Children do not understand the connection between greeting and courtesy.

Some parents do not give their children a good demonstration, and the children will also hear about it and do not take the initiative to greet relatives.

Therefore, I want my child to learn to take the initiative to say hello

Parents must master these scientific methods!

Encourage your child more and give your child confidence

Children with more introverted personalities often need a lot of courage to take the initiative to greet others, so parents should usually encourage their children and give their children the confidence to take the initiative to greet them. When children actively try to greet friends and classmates, parents should praise and encourage children in time, so that children can gain a sense of accomplishment and gradually break through themselves.

Respect the child's growth rules, and avoid "labeling" the child at will.

When the child is in a stage similar to "stranger anxiety", parents should patiently guide the child to say hello with an inclusive attitude and under the premise of respecting the child's wishes.
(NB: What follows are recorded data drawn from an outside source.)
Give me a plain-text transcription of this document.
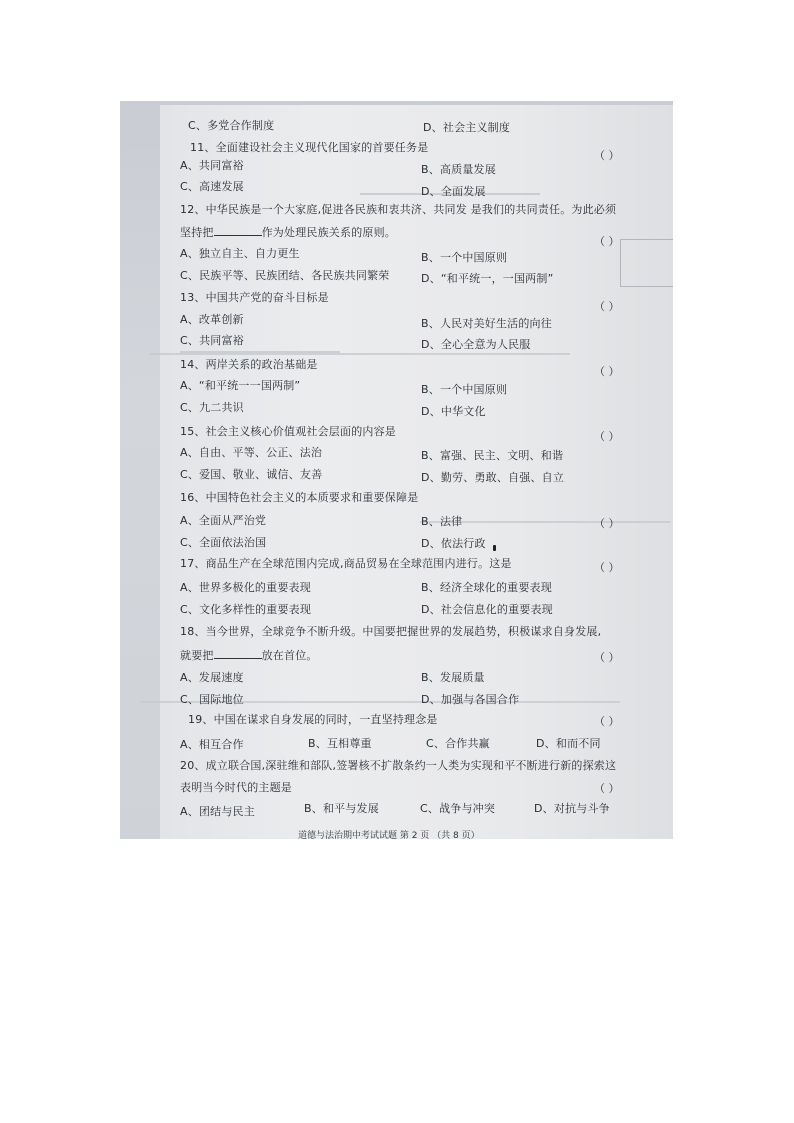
C、多党合作制度	D、社会主义制度
11、全面建设社会主义现代化国家的首要任务是
（ ）
A、共同富裕	B、高质量发展
C、高速发展	D、全面发展
12、中华民族是一个大家庭,促进各民族和衷共济、共同发 是我们的共同责任。为此必须
坚持把	作为处理民族关系的原则。
（ ）
A、独立自主、自力更生	B、一个中国原则
C、民族平等、民族团结、各民族共同繁荣	D、“和平统一，一国两制”
13、中国共产党的奋斗目标是
（ ）
A、改革创新	B、人民对美好生活的向往
C、共同富裕	D、全心全意为人民服
14、两岸关系的政治基础是
（ ）
A、“和平统一一国两制”	B、一个中国原则
C、九二共识	D、中华文化
15、社会主义核心价值观社会层面的内容是	（ ）
A、自由、平等、公正、法治	B、富强、民主、文明、和谐
C、爱国、敬业、诚信、友善	D、勤劳、勇敢、自强、自立
16、中国特色社会主义的本质要求和重要保障是
（ ）
A、全面从严治党	B、法律
C、全面依法治国	D、依法行政
17、商品生产在全球范围内完成,商品贸易在全球范围内进行。这是	（ ）
A、世界多极化的重要表现	B、经济全球化的重要表现
C、文化多样性的重要表现	D、社会信息化的重要表现
18、当今世界，全球竞争不断升级。中国要把握世界的发展趋势，积极谋求自身发展,
就要把	放在首位。	（ ）
A、发展速度	B、发展质量
C、国际地位	D、加强与各国合作
19、中国在谋求自身发展的同时，一直坚持理念是	（ ）
A、相互合作	B、互相尊重	C、合作共赢	D、和而不同
20、成立联合国,深驻维和部队,签署核不扩散条约一人类为实现和平不断进行新的探索这
表明当今时代的主题是	（ ）
A、团结与民主	B、和平与发展	C、战争与冲突	D、对抗与斗争
道德与法治期中考试试题 第 2 页 （共 8 页）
And do not use negative language such as "I have not seen the world, shy" to label children and protect children's self-esteem.

Adults lead by example and take the initiative to alleviate children's embarrassment

When there are many relatives, in order to avoid the child's unfamiliarity, shouting the wrong elder's name or not knowing how to call people, parents should lead by example to greet each other first, and remember to remind the child with language, the relationship between the other party and their own family, and tell the child how to call each other, which can reduce the child's nervousness.

Tell your child why they say hello

Parents should let their children understand that greeting is mutual respect between interpersonal communication, and when children understand the meaning behind greeting, they will be more willing to take the initiative to say hello.

With the help of other methods such as picture books, it is a good habit to say hello

Greeting is a habit that can be formed, we can show children more picture books on the formation of communication habits, so that children can develop good habits of understanding politeness in a subtle way.

Although there is no necessary correlation between not greeting and no courtesy and no tutor, but polite children must know how to say hello, if parents through observation, found that their children do not say hello, and there is no sense of politeness, then parents must understand, with a gentle and firm attitude to let children understand, to relatives and elders hello is the basic etiquette.